What’s in a lie? Choice difficulty and expected value of control as established dACC correlates
To me, it all comes down to the question here: Do we need to assume a specific contribution of the dACC to lying as a unique mental process? Or could we perhaps explain the results only by referring to the general involvement of dACC in the recruitment of additional cognitive control when choices are difficult (Shenhav et al., 2014)? To answer this question, we would need to model choice difficulty in addition to the response cost of lying and one might succeed to disentangle the two with a clever design of questions. At the same time, this illustrates the limitation of the simple RT cost measure of lying for dichotomous autobiographical questions. Certainly, if there was one important take-home from the recent #cingulategate (“the dACC is selective for pain”; Lieberman & Eisenberger, 2015), I feel it is that selectivity or specificity of the dACC for one particular domain is virtually impossible to establish. Whereas Pishnamazi et al. are wise not to make such far-reaching claims, I think it would be more parsimonious to assume that the lying RT correlate is just one instance of a more general process until proven otherwise.
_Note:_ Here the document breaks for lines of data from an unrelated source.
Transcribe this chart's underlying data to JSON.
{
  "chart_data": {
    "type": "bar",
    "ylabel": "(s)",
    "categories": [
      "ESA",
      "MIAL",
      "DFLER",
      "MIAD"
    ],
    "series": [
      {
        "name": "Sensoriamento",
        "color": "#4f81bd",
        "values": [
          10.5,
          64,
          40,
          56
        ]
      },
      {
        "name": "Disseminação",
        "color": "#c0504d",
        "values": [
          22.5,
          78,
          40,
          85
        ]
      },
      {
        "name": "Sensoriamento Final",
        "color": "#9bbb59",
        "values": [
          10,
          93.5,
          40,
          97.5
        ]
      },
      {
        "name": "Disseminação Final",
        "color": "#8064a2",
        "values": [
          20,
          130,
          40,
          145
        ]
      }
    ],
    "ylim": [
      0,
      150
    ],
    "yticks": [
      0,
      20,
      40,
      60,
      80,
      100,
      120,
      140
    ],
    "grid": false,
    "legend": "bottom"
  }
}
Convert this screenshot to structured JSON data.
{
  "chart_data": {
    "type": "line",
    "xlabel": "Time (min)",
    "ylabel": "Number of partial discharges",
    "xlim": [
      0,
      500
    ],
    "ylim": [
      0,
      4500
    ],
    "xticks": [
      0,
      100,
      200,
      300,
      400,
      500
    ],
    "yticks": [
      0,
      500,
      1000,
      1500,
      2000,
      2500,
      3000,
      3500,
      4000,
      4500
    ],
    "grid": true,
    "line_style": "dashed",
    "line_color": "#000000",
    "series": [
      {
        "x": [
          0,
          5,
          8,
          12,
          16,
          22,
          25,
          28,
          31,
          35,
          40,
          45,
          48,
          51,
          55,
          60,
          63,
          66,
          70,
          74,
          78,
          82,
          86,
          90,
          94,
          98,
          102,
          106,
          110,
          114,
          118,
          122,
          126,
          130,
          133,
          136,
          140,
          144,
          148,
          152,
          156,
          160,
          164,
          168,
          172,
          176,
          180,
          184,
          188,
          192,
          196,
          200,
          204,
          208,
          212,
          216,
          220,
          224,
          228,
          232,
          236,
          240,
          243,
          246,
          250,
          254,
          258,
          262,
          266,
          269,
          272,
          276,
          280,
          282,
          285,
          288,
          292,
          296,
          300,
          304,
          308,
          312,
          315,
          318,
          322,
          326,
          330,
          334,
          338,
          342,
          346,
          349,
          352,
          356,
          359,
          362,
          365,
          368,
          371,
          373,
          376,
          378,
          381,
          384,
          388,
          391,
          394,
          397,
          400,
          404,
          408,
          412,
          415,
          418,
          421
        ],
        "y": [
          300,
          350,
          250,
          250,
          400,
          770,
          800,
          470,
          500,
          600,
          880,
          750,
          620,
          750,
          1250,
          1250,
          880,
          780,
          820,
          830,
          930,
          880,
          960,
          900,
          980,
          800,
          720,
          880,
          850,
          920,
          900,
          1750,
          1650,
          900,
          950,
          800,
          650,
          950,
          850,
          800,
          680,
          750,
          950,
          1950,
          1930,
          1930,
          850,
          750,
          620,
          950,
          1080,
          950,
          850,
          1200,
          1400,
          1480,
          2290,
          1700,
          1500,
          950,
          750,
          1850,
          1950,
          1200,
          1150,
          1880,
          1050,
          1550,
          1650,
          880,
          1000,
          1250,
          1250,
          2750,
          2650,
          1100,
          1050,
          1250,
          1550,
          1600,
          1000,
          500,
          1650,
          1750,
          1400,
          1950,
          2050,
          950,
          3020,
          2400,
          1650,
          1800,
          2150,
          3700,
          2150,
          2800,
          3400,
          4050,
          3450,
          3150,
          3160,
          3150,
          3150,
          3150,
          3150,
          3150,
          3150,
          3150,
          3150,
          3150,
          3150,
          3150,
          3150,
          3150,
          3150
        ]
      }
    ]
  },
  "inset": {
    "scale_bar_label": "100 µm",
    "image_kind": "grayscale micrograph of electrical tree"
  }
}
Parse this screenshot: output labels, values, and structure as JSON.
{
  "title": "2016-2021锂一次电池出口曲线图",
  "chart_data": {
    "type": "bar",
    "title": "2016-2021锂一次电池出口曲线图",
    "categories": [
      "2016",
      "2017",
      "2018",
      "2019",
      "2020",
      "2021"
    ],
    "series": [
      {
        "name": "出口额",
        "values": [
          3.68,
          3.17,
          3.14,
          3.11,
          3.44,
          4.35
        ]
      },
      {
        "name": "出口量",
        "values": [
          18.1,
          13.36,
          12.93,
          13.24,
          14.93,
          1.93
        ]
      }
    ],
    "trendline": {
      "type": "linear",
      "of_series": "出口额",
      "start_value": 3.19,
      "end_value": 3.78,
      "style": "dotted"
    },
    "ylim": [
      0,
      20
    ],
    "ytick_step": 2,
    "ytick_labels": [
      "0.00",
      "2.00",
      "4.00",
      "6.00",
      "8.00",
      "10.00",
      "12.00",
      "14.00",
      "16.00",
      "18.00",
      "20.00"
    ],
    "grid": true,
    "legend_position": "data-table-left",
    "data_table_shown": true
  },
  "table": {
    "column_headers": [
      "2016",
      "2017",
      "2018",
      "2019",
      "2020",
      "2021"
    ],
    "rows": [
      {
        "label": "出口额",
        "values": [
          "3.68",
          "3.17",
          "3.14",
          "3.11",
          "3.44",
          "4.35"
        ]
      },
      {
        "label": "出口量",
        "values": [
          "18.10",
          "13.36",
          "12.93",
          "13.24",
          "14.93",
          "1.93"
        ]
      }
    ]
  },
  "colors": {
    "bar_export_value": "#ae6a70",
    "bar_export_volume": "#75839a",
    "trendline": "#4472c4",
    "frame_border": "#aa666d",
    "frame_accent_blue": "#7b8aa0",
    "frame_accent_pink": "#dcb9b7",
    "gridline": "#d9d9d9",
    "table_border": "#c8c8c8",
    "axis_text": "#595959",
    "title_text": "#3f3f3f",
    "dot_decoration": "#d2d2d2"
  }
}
Thus, it is definitely too early to call out the dACC as the deceptive part of the cingulate.
Taken together, Pishnamazi et al. uploaded a good solid paper that raises several interesting questions for follow-up studies. I like that it is very clear and to the point. Also, I second the call to take RTs and RT differences better into account in future fMRI studies. If I was reviewer #2, I would have a few more concerns though. First, the sample is quite small, especially if one goal was to test for inter-individual differences in RT and their brain response correlates. Second, I wonder why the trial-based RTs were not used for analyses at the first level. Wouldn’t we expect RTs to be informative within a given subject as well? Third, why were the questions repeated so many times? Couldn’t one use just a bigger set of questions to avoid repetitions? What is the effect of repeatedly lying about the same question on the brain response and the RT difference? Does it decrease because the discrepancy between the truth and the lie decreases with each repetition of a lie? Fourth, why did Pishnamazi et al. decide to use a rather low cluster-forming threshold, which has been shown to be prone to false positives? Would similar conclusions be obtained with a more conservative first-pass threshold?
I guess in the end, there is definitely some truth in the idea that the dACC is involved in deception. Either it is directly involved in lying blatantly, or it masquerades in a way that it seems as if it is truly involved in lying. That would be quite a smart move, I must say. Until we know for sure, you better watch out. Never trust a dACC response in the meantime.